De los muchos artículos que circulan sobre Thomas Krens y su revolucionaria estrategia museística a partir de la expansión internacional del Guggenheim, recuerdo uno de The New Yorker en que los consejeros del Museo de Arte Moderno de San Francisco hablaban de Krens -él se postuló para dirigir la pinacoteca-: «Cuando conversó con nosotros nos dio un miedo tremendo: sólo hablaba con organigramas y de estrategias, ordenadores y cifras... No mencionó el arte ni una sola vez». Qué lejanos quedan los años ochenta y sus argumentos tan inocentes. A los consejeros del Guggenheim, sin embargo, su cháchara hitech y mercadotécnica les sonó a gloria: lógico, estaban en una situación financiera desastrosa. De ahí a que abriera dos guggenheims de bolsillo en un casino en Las Vegas, un paso; uno de ellos cerró tras sólo una exposición. Para muchos, Krens era sólo un broker, alguien que apostaba, que ganaba y perdía con el dinero de los demás. La expansión quedó retratada al final como un castillo de naipes: todo había sido construido sobre deudas y más deudas, retirando fondos propios para hipotecar un futuro cada vez más incierto. Krens fue despedido -su jefe, Peter Lewis, escribió así sobre él: «Ha convertido el Guggenheim en un circo artístico global, posicionado conceptualmente en algún lugar entre un casino y un gran almacén»-, sus planes de expansión abortados y los halagos que recibía en la prensa al comienzo de su gestión fueron sustituidos por artículos coronados por la frase «estaba claro que algo así iba a ocurrir». Sin embargo, a pesar de la lamentable conclusión, no fue el fin de una época; más bien, el comienzo de otra. Como reflexionó Hans Haacke: «Muchos de los colegas de Thomas Krens, aunque de una forma menos llamativa, están determinados a perseguir estrategias similares para convertir capital cultural en capital monetario». También Alain Seban, cómo no. ¿Qué lugar ocupamos nosotros, Málaga, en esa estrategia, en el plan Pompidou? Simple: nosotros somos las monedas.

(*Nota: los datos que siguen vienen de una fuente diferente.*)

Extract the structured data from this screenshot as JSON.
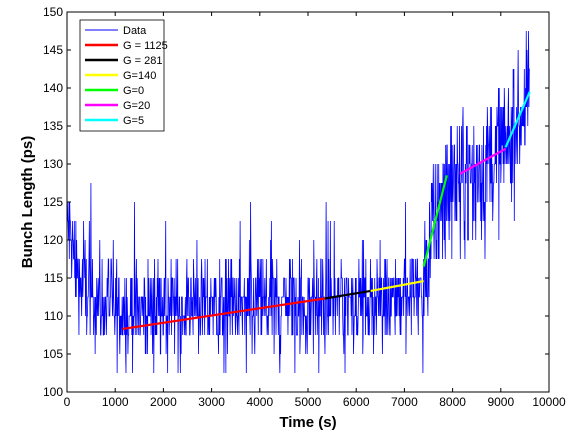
{
  "chart_data": {
    "type": "line",
    "title": "",
    "xlabel": "Time (s)",
    "ylabel": "Bunch Length (ps)",
    "xlim": [
      0,
      10000
    ],
    "ylim": [
      100,
      150
    ],
    "x_ticks": [
      0,
      1000,
      2000,
      3000,
      4000,
      5000,
      6000,
      7000,
      8000,
      9000,
      10000
    ],
    "y_ticks": [
      100,
      105,
      110,
      115,
      120,
      125,
      130,
      135,
      140,
      145,
      150
    ],
    "grid": false,
    "legend_position": "top-left",
    "data_series": {
      "name": "Data",
      "color": "#0000ff",
      "levels": [
        102.5,
        105,
        107.5,
        110,
        112.5,
        115,
        117.5,
        120,
        122.5,
        125,
        127.5,
        130,
        132.5,
        135,
        137.5,
        140,
        142.5,
        145,
        147.5,
        150
      ],
      "x_range": [
        0,
        9600
      ],
      "trend": [
        [
          0,
          122
        ],
        [
          300,
          114
        ],
        [
          1000,
          111
        ],
        [
          5000,
          111.5
        ],
        [
          7000,
          112.8
        ],
        [
          7400,
          114
        ],
        [
          7600,
          121
        ],
        [
          7800,
          127
        ],
        [
          8200,
          129
        ],
        [
          9000,
          131
        ],
        [
          9600,
          139
        ]
      ]
    },
    "fit_lines": [
      {
        "name": "G = 1125",
        "color": "#ff0000",
        "x": [
          1150,
          5350
        ],
        "y": [
          108.3,
          112.3
        ]
      },
      {
        "name": "G = 281",
        "color": "#000000",
        "x": [
          5350,
          6300
        ],
        "y": [
          112.3,
          113.3
        ]
      },
      {
        "name": "G=140",
        "color": "#ffff00",
        "x": [
          6300,
          7400
        ],
        "y": [
          113.3,
          114.6
        ]
      },
      {
        "name": "G=0",
        "color": "#00ff00",
        "x": [
          7400,
          7880
        ],
        "y": [
          116.5,
          128.5
        ]
      },
      {
        "name": "G=20",
        "color": "#ff00ff",
        "x": [
          8150,
          9100
        ],
        "y": [
          128.7,
          132
        ]
      },
      {
        "name": "G=5",
        "color": "#00ffff",
        "x": [
          9100,
          9600
        ],
        "y": [
          132.2,
          139.5
        ]
      }
    ],
    "legend": [
      "Data",
      "G = 1125",
      "G = 281",
      "G=140",
      "G=0",
      "G=20",
      "G=5"
    ]
  }
}
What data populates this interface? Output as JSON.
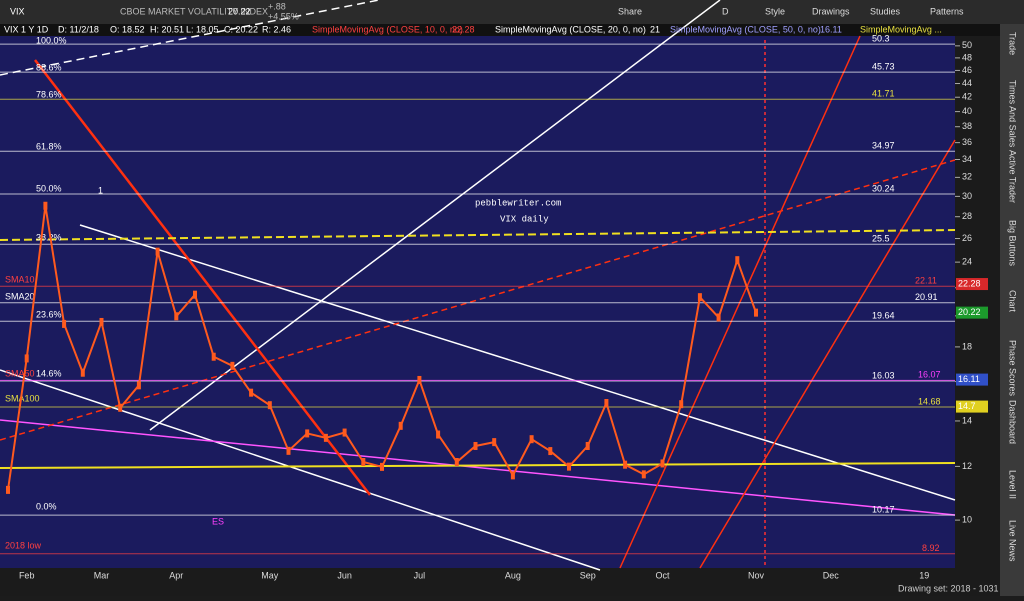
{
  "toolbar": {
    "symbol": "VIX",
    "description": "CBOE MARKET VOLATILITY INDEX",
    "last": "20.22",
    "change": "+.88",
    "change_pct": "+4.55%",
    "buttons": [
      "Share",
      "D",
      "Style",
      "Drawings",
      "Studies",
      "Patterns"
    ]
  },
  "header": {
    "items": [
      "VIX 1 Y 1D",
      "D: 11/2/18",
      "O: 18.52",
      "H: 20.51",
      "L: 18.05",
      "C: 20.22",
      "R: 2.46",
      "SimpleMovingAvg (CLOSE, 10, 0, no)",
      "22.28",
      "SimpleMovingAvg (CLOSE, 20, 0, no)",
      "21",
      "SimpleMovingAvg (CLOSE, 50, 0, no)",
      "16.11",
      "SimpleMovingAvg ..."
    ]
  },
  "side_tabs": [
    "Trade",
    "Times And Sales",
    "Active Trader",
    "Big Buttons",
    "Chart",
    "Phase Scores",
    "Dashboard",
    "Level II",
    "Live News"
  ],
  "footer": {
    "drawing_set": "Drawing set: 2018 - 1031"
  },
  "chart_data": {
    "type": "line",
    "log_scale": true,
    "categories": [
      null,
      "Feb",
      null,
      null,
      null,
      "Mar",
      null,
      null,
      null,
      "Apr",
      null,
      null,
      null,
      null,
      "May",
      null,
      null,
      null,
      "Jun",
      null,
      null,
      null,
      "Jul",
      null,
      null,
      null,
      null,
      "Aug",
      null,
      null,
      null,
      "Sep",
      null,
      null,
      null,
      "Oct",
      null,
      null,
      null,
      null,
      "Nov",
      null,
      null,
      null,
      "Dec",
      null,
      null,
      null,
      null,
      "19",
      null
    ],
    "series": [
      {
        "name": "VIX",
        "color": "#ff5a1e",
        "values": [
          11.08,
          17.31,
          29.06,
          19.46,
          16.49,
          19.59,
          14.64,
          15.8,
          24.87,
          19.97,
          21.49,
          17.41,
          16.88,
          15.41,
          14.77,
          12.65,
          13.42,
          13.22,
          13.46,
          12.18,
          11.98,
          13.77,
          16.09,
          13.37,
          12.18,
          12.86,
          13.03,
          11.64,
          13.16,
          12.64,
          11.99,
          12.86,
          14.88,
          12.07,
          11.68,
          12.12,
          14.82,
          21.31,
          19.89,
          24.16,
          20.22,
          null,
          null,
          null,
          null,
          null,
          null,
          null,
          null,
          null,
          null
        ]
      }
    ],
    "ylim": [
      8.5,
      51.7
    ],
    "yticks": [
      10,
      12,
      14,
      16,
      18,
      20,
      22,
      24,
      26,
      28,
      30,
      32,
      34,
      36,
      38,
      40,
      42,
      44,
      46,
      48,
      50
    ],
    "levels": [
      {
        "value": 50.3,
        "color": "#ffffff"
      },
      {
        "value": 45.73,
        "color": "#ffffff"
      },
      {
        "value": 41.71,
        "color": "#e8e040"
      },
      {
        "value": 34.97,
        "color": "#ffffff"
      },
      {
        "value": 30.24,
        "color": "#ffffff"
      },
      {
        "value": 25.5,
        "color": "#ffffff"
      },
      {
        "value": 22.11,
        "color": "#ff4040"
      },
      {
        "value": 20.91,
        "color": "#ffffff"
      },
      {
        "value": 19.64,
        "color": "#ffffff"
      },
      {
        "value": 16.03,
        "color": "#ffffff"
      },
      {
        "value": 16.07,
        "color": "#ff40ff"
      },
      {
        "value": 14.68,
        "color": "#e8e040"
      },
      {
        "value": 10.17,
        "color": "#ffffff"
      },
      {
        "value": 8.92,
        "color": "#ff4040"
      }
    ],
    "price_tags": [
      {
        "value": 22.28,
        "color": "#d8282a"
      },
      {
        "value": 20.22,
        "color": "#1c9a2c"
      },
      {
        "value": 16.11,
        "color": "#3050c8"
      },
      {
        "value": 14.7,
        "color": "#e0d020"
      }
    ],
    "fib_labels": [
      "100.0%",
      "88.6%",
      "78.6%",
      "61.8%",
      "50.0%",
      "38.2%",
      "23.6%",
      "14.6%",
      "0.0%"
    ],
    "annotations": [
      "pebblewriter.com",
      "VIX daily",
      "SMA10",
      "SMA20",
      "SMA50",
      "SMA100",
      "ES",
      "2018 low",
      "1"
    ]
  }
}
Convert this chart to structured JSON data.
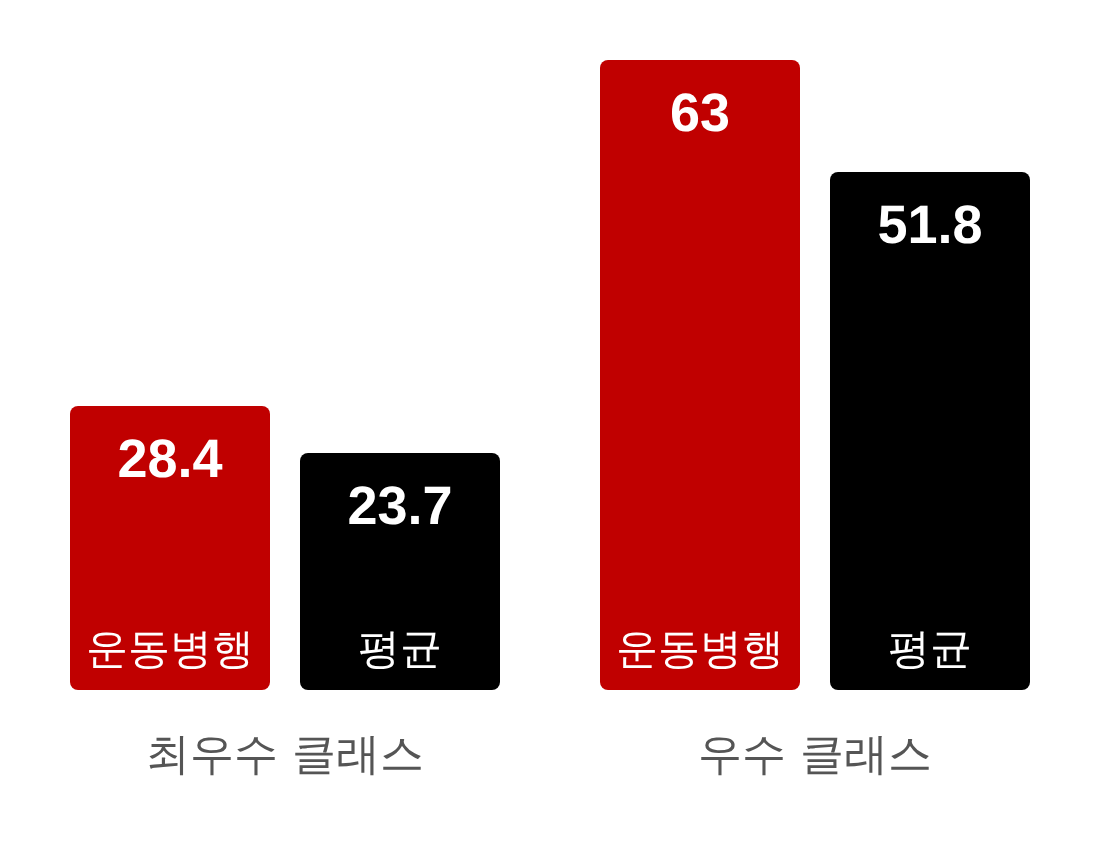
{
  "chart_data": {
    "type": "bar",
    "categories": [
      "최우수 클래스",
      "우수 클래스"
    ],
    "series": [
      {
        "name": "운동병행",
        "color": "#c00000",
        "values": [
          28.4,
          63
        ]
      },
      {
        "name": "평균",
        "color": "#000000",
        "values": [
          23.7,
          51.8
        ]
      }
    ],
    "data_labels": true
  }
}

El arte que muchos entienden como un pasaporte a la eternidad es ahora una polaroid cuya imagen aparece... pero también desaparece. Y el Pompidou Málaga aportará bastante en consolidar esa noción: hablamos más de un ninot que de una escultura, más de la versión de prueba de un antivirus que del antivirus en sí mismo, más de la enésima casa habitada circunstancialmente por un inquilino que de un hogar en que instalarse, vivir; hablamos más de las fallidas experiencias de Krens en Las Vegas que de su operación bilbaína. Eso sí, nos quedará el valioso recuerdo, porque, no sé usted, pero yo seguro que me acercaré para contemplar obras que ni en mis sueños imaginé que vería sin tener que coger un tren o un avión; nos quedará el arte como una experiencia verdaderamente impagable. Y eso nadie nos lo podrá quitar.